Seis semanas después, cuando Giammattei se enteró que la FECI investigaba denuncias sobre financiamiento ilícito de su campaña electoral y el presunto soborno de una empresa minera de capital ruso, instruyó a la fiscal general Consuelo Porras que destituyera al jefe de la Fiscalía. No solo lo hizo, sino que desató una persecución penal en su contra y desmanteló toda la estructura anti-corrupción que se había consolidado después de 14 años. Los casos más graves de corrupción están durmiendo ahora el sueño de los justos, mientras los jueces independientes sufren acoso y son amenazados con procesos espurios, y personas que fueron procesadas por casos graves de corrupción están siendo liberadas por jueces complacientes.

La reacción de Washington no se hizo esperar. A finales de julio, el Secretario de Estado declaró que la fiscal general había perdido la confianza de su gobierno; suspendió sus programas de cooperación con el ministerio público y dos meses después, Consuelo Porras fue incluida en la lista Engel como “agente corrupta”. Giammattei salió en defensa de la fiscal general, pero esto solo empeoró las relaciones diplomáticas entre los dos países.

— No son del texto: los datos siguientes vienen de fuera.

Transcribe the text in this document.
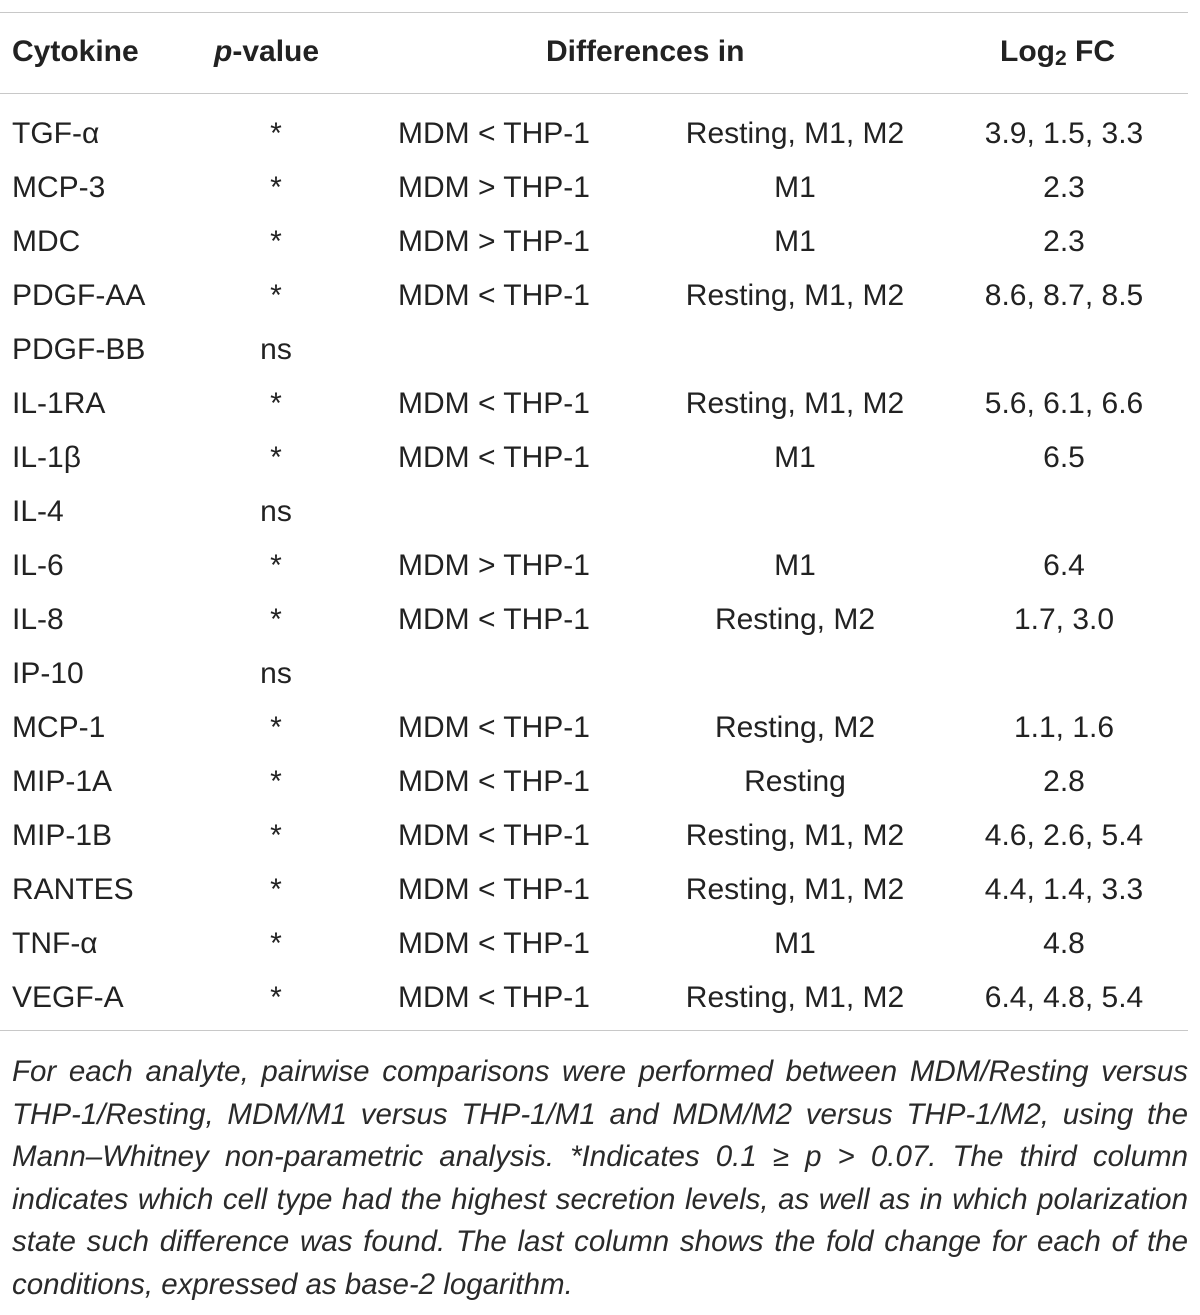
Cytokine	p-value	Differences in	Log$_2$ FC
TGF-α	*	MDM < THP-1	Resting, M1, M2	3.9, 1.5, 3.3
MCP-3	*	MDM > THP-1	M1	2.3
MDC	*	MDM > THP-1	M1	2.3
PDGF-AA	*	MDM < THP-1	Resting, M1, M2	8.6, 8.7, 8.5
PDGF-BB	ns
IL-1RA	*	MDM < THP-1	Resting, M1, M2	5.6, 6.1, 6.6
IL-1β	*	MDM < THP-1	M1	6.5
IL-4	ns
IL-6	*	MDM > THP-1	M1	6.4
IL-8	*	MDM < THP-1	Resting, M2	1.7, 3.0
IP-10	ns
MCP-1	*	MDM < THP-1	Resting, M2	1.1, 1.6
MIP-1A	*	MDM < THP-1	Resting	2.8
MIP-1B	*	MDM < THP-1	Resting, M1, M2	4.6, 2.6, 5.4
RANTES	*	MDM < THP-1	Resting, M1, M2	4.4, 1.4, 3.3
TNF-α	*	MDM < THP-1	M1	4.8
VEGF-A	*	MDM < THP-1	Resting, M1, M2	6.4, 4.8, 5.4
For each analyte, pairwise comparisons were performed between MDM/Resting versus THP-1/Resting, MDM/M1 versus THP-1/M1 and MDM/M2 versus THP-1/M2, using the Mann–Whitney non-parametric analysis. *Indicates 0.1 ≥ p > 0.07. The third column indicates which cell type had the highest secretion levels, as well as in which polarization state such difference was found. The last column shows the fold change for each of the conditions, expressed as base-2 logarithm.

Los retrocesos en la lucha contra la corrupción en Guatemala han ido de la mano de regresiones democráticas: los periodistas están bajo ataque del régimen, igual que los jueces y defensores de los derechos humanos. Son atacados desde las redes sociales por estructuras anónimas financiadas por el gobierno y son hostigados legalmente. Claramente el país va hacia una deriva autoritaria, igual que otros países de la región, como Nicaragua y El Salvador.